The buck indeed moved to the top of the charts. It's the new state record whitetail in the typical category, with a net score of 1854/8.
The previous record scored 1782/8. Micahel Nicola Sr. of Waterford killed it in Allegheny County in 2004.
D'Angelo said he immediately thought Shaulis' buck had a chance to take over the top spot. It had 13 points, with an inside spread of 202/8 inches. The left main beam was 25 inches, and the right main beam 262/8.
“Any time you see more than 25 inches in a main beam, that's pretty good,” he said.
Still, he didn't expect the rack to score quite as high as it did. He thought it might hit the low 180s.
By going even beyond that, it “smashed the record,” he said.
“It was even bigger than I thought,” D'Angelo added.
It's been that kind of season and decade, really.
D'Angelo said hunters added 171 bucks to the commission's record book last season. This year's total might surpass that, he said. That includes some giant deer.
On each of the next two Thursdays, for example, he'll be scoring two nontypical archery deer — one killed in Perry County, the other Clarion, both with a crossbow — that are likely to finish in the top five.

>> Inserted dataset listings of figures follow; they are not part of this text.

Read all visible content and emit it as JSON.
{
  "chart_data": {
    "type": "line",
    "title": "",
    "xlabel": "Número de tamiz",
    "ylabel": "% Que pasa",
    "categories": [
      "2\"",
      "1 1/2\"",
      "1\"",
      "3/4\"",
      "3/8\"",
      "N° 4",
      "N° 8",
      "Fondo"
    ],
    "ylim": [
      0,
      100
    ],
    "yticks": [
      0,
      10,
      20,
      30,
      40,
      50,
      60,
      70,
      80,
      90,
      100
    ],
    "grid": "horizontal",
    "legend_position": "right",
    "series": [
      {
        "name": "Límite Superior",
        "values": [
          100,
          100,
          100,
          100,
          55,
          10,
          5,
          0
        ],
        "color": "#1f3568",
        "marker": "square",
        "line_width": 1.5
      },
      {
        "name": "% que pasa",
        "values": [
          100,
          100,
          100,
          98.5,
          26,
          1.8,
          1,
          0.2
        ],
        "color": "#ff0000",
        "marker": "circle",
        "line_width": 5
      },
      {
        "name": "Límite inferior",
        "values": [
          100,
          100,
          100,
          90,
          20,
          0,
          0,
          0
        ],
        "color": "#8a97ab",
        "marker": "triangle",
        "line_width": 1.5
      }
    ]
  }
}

That's all part of a longterm trend. D'Angelo said the number of quality bucks has been climbing steadily, with Westmoreland County usually ranking in the top five statewide for big bucks produced.
“The numbers have been going up every year, ever since we started antler restrictions,” D'Angelo said. “It's been amazing.”
Shaulis' deer is evidence of that.
He killed nice bucks before, including a 10-point and a big 6 with no brow tines, near where he got his record. But none like this one — his record deer, the one he got the first time he saw it.
And all after a miss.
“That was my best miss ever,” he said. “My wife and buddies tell me that same thing all the time.”